Chapter 8: Memory, Mental Workload, and Situation Awareness

Memory is treated as three interacting subsystems. Sensory memory holds raw perceptual traces for fractions of a second. Working memory holds a handful of chunks for tens of seconds unless actively rehearsed, and is the bottleneck through which almost all deliberate cognition passes. Long-term memory is functionally unlimited but is accessed by cues and suffers retrieval failures when cues are weak or ambiguous. The classical estimate of working memory capacity is seven plus or minus two items, later revised toward four when rehearsal is prevented. Baddeley’s model decomposes working memory into a phonological loop for verbal material, a visuospatial sketchpad for visual-spatial material, an episodic buffer for integrated episodes, and a central executive that coordinates them. Interfaces that demand simultaneous maintenance of verbal and visual information can therefore succeed where interfaces that overload a single subsystem fail.

Mental workload is the ratio of demand imposed by a task to the resources available. It is measured through primary task performance, secondary task techniques, subjective rating scales such as the NASA-TLX, and physiological indices. The relationship between workload and performance is non-monotonic: performance is poor under both underload, where attention wanders, and overload, where resources are exhausted. Automation is often introduced to reduce workload but can paradoxically increase it when it fails, because the operator must suddenly reconstruct a situation for which no ongoing mental picture was being maintained. The ironies of automation, as identified by Bainbridge, are still central to the modern debate about autonomous vehicles and clinical decision support.

Situation awareness, formalized by Endsley, is defined on three levels: perception of the elements in the current situation, comprehension of their meaning, and projection of their status into the near future. Loss of awareness at any level predicts errors, and the losses tend to cascade, because faulty perception undermines comprehension and faulty comprehension undermines projection. Designing for situation awareness means presenting information in a form that directly supports each level, highlighting changes, showing trends, and making the future state of automation explicit rather than buried in mode indicators. The concept has proved influential in aviation, air traffic control, military command, nuclear operations, and increasingly in driver interfaces for partially automated vehicles.

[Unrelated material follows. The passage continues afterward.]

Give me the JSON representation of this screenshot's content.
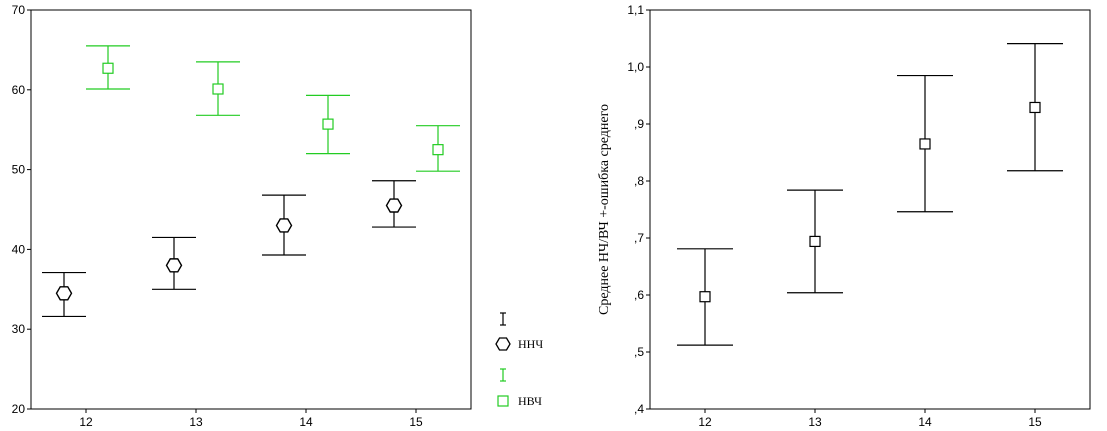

Chapter 9: Case Studies and Synthesis

The final weeks of the course are devoted to student case studies that integrate the semester’s material against real systems. Representative cases draw from aviation incidents where mode confusion and automation surprises played a role, from medical device interfaces whose labeling or alarm behavior contributed to patient harm, from consumer product recalls, and from accessibility design for diverse users. Each case is dissected by asking what stages of information processing were overloaded or misled, what defenses failed, which design remedies would plausibly reduce recurrence, and how the proposed remedies would themselves be evaluated before deployment.

The synthetic lesson of the course is that cognition is not a single faculty to be optimized but a federation of systems each with its own capacities, vulnerabilities, and time scales. Good design aligns the demands of a task with those capacities, provides external support where internal resources are thin, and builds in tolerance for the errors that will occur despite every precaution. The practitioner’s toolkit therefore includes theoretical models for reasoning about what can go wrong, experimental methods for measuring how often it does, and design patterns for intervening effectively. When all three are deployed together, the result is a system that is not merely usable in the laboratory but reliable in the hands of real people doing real work under real constraints.